Controlled practice
Once new language has been introduced to the students, they need to have an opportunity to try it out for themselves. To become familiar with the form and get their tongues and brains around it, controlled practice activities can be used. These
activities focus only on the target language, giving the students many opportunities to use it.
There are many kinds of controlled practice activities as well as those in grammar and course books. Here are a few
examples:
• Drills
• Gap-fill
• Sentence completion
• Quizzes
• Games
• Tests
• Information search
• Dictation
This is an example of a very simple game that we could use in our lesson:
A good way to practise ‘for’ and ‘since’ is with the pointing game. On one piece of paper write ‘FOR’ in capital letters.

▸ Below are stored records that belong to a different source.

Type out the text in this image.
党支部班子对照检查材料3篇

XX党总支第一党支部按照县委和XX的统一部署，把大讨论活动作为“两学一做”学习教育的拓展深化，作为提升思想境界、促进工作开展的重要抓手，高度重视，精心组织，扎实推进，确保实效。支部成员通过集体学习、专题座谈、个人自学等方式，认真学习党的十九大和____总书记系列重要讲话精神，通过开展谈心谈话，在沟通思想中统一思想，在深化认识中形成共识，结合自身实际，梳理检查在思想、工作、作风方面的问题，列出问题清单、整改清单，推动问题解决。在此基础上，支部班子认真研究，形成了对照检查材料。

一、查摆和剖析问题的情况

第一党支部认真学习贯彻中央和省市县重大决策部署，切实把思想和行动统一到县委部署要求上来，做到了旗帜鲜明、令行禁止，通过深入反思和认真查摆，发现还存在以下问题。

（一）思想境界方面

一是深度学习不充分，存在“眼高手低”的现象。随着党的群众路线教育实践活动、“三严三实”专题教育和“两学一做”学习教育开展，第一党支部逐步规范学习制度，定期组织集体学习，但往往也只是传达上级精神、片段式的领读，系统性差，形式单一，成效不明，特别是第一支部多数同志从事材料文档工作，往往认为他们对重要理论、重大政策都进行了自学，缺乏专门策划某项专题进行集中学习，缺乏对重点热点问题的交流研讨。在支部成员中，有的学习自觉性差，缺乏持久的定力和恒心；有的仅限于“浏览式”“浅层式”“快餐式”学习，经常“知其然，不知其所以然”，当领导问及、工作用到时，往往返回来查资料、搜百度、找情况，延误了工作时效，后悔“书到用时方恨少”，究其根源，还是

On another piece of paper write ‘SINCE’. Pin the two pieces up on opposites sides of the class room. Tell the students
that they have to point to the correct word when you say a time, date or year. For example, if you read out ‘5 years’
they should point to ‘FOR’. And if you read out ‘1988’ they should point to ‘SINCE’. When you’ve used all the
examples, stick the pieces of paper with ‘FOR and ‘SINCE on the board. Read the time expressions out again. This time
students shouldn’t point, they should shout out ‘for’ or ‘since’. As they shout the words, write the time expressions under
the correct word, ‘FOR’ or ‘SINCE’. Now get the students to use the time expression in other examples. Divide the
students into pairs and tell them to make sentences using the time expressions and ‘for’ and ‘since’. Tell them to make
the sentences true for them. Give an example of your own to get them started. For example, ‘I’ve been a teacher since
1992’.
Boo Tumber - Lesson Plan, Programme 4
This activity helps to reinforce the target language by repetition, but it’s done in an entertaining way for the students and it
leads on to students creating sentences about their own lives. This is another very important feature of teaching and
learning. If teachers can personalise the target language, that is, get the students to use it to talk and write about their own
lives and experiences, it can greatly help the learning process.
Here’s another practical idea for personalised controlled practice. It’s a form of sentence completion exercise. Notice again
that although the practice is very controlled, it involves the students using their own ideas as sources of material.
Many course books and grammar books have excellent activities for practising new language. However, I try to do
something that is perhaps a little more personal or more closely connected to my students’ lives. One of my favourite
activities or most productive activities, the ‘negative sentence completion’, is an ideal quick activity. For this activity the
students are in pairs. Each student writes the beginning of some sentences that use the target language, for us toda y
the present perfect with ‘for’ and ‘since’. A student might write, ‘I haven’t eaten chocolate for ...’, ‘I haven’t played
football since ...’, ‘I haven’t been to the beach for ...’. Ask the students to write the beginnings of four or five sentences
and when they have done that they can do one of two things. Either they pass the sentences to their partner who now
completes them with suitable language that is true for their lives. So for me, ‘I haven’t eaten chocolate for 10 minutes’,
‘I haven’t been to the beach since 1997’, ‘I haven’t played football for 10 years’. Or perhaps for a higher level class the
student reads out the beginning of their sentence and the partner has to complete it with the language that is true for
them. For very adventurous classes you could ask the students to stand up and to walk around the class asking
different students to complete different sentences. This is an excellent way to extend a very controlled activity. So this
activity allows the students to practice the target language in a very controlled way. They have an opportunity to use it
many times, this repetition will help the students acquire or learn the new language. And most importantly, they’ve had
a chance to use the language in a real, meaningful way. They’ ve been talking about their own lives using the target
language.
Gareth Rees - Lesson Plan, Programme 4
The purpose of controlled practice is to allow the students to internalise the new language successfully so that they
understand it, they know how and when to use it and they’ve had a chance to produce it. Ultimately, we want students to
be able to use the target language in appropriate ways in a less controlled and more natural environment. Controlled
practice helps to fix the language in the students’ mind so that this becomes more possible.
By it’s nature, controlled practice can be very repetitive. Too much repetition can have a negative effect on the students.
They can become bored and lose interest. In order to create and maintain a good atmosphere for learning, it’s important to
have variety in the practice stage and to be sure that activities do not go on for too long.